Artichoke and Orange Salad Recipe

The end of spring in Umbria is prime artichoke season, with tender varieties of this vegetable being found all over the region. Locals often thinly slice the artichokes raw and eat them in various fresh, spring salad. While we may not be able to get these exact, soft artichokes here in the U.S. right now, you can still easily make a traditional Umbrian artichoke salad with boiled artichokes. The bright color of the orange and the green of the artichoke make this dish a feast for the eyes as well as the stomach.

Ingredients:

  •  4 small artichokes

  • Toasted almonds

  •  Olive oil

  •  2 tsp honey

  •  1 orange, peeled and diced

  • Juice of 1 lemon

  •  Parsley or mint to garnish

  • Dark salad greens, like arugula or spinach (optional)

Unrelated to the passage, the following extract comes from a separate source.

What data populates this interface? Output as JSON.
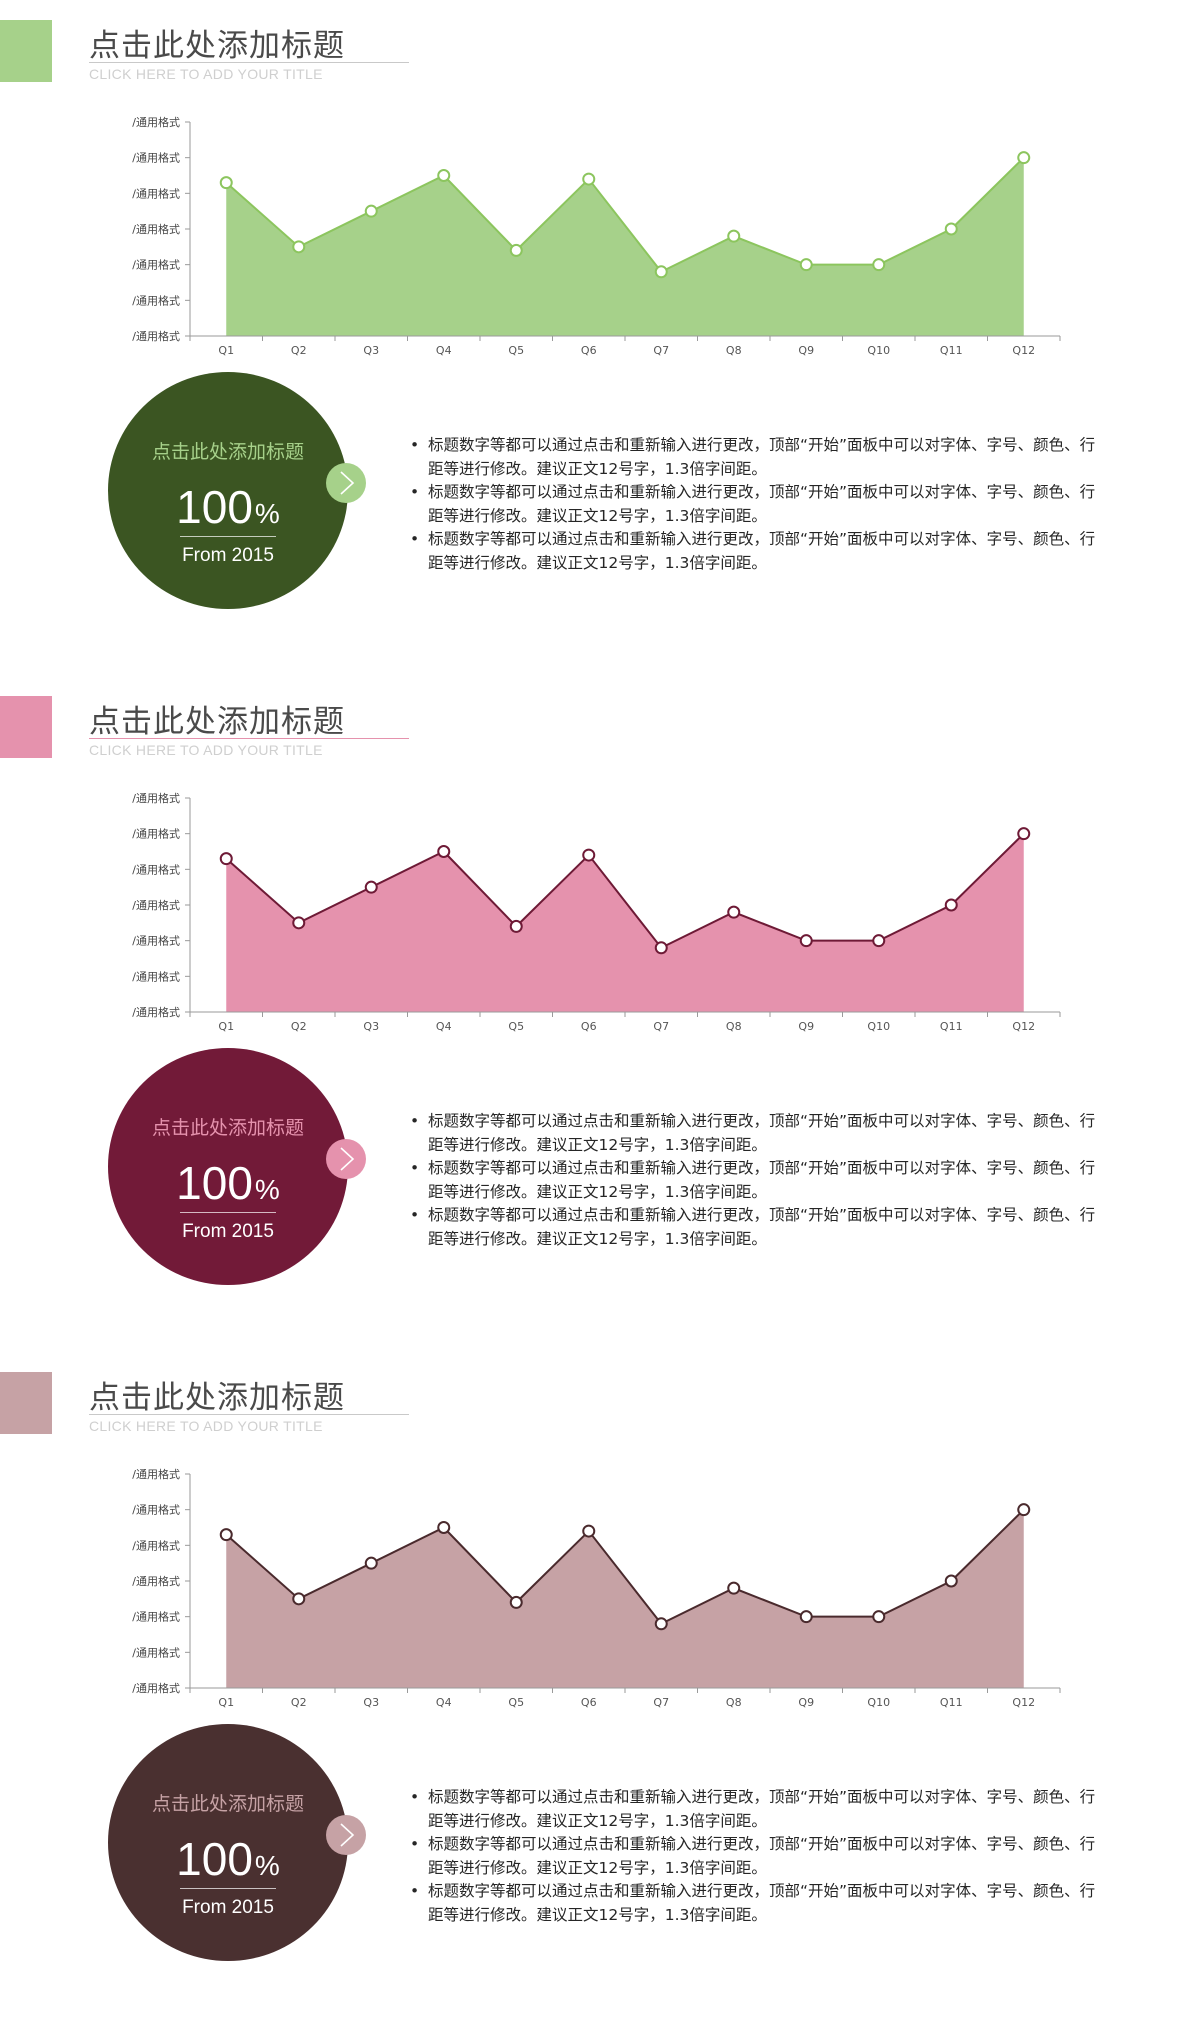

Wash and trim the artichokes, then boil them until tender, roughly 16 minutes. Drain, and discard any of the tougher outer leaves of the artichokes. Roughly chop them, and then combine with the diced orange. Season with salt and pepper. Mix the honey, lemon juice, and about 2 tbsp of olive oil. Drizzle the dressing over the artichokes and oranges (and greens if using), top with toasted almonds and herbs, and enjoy!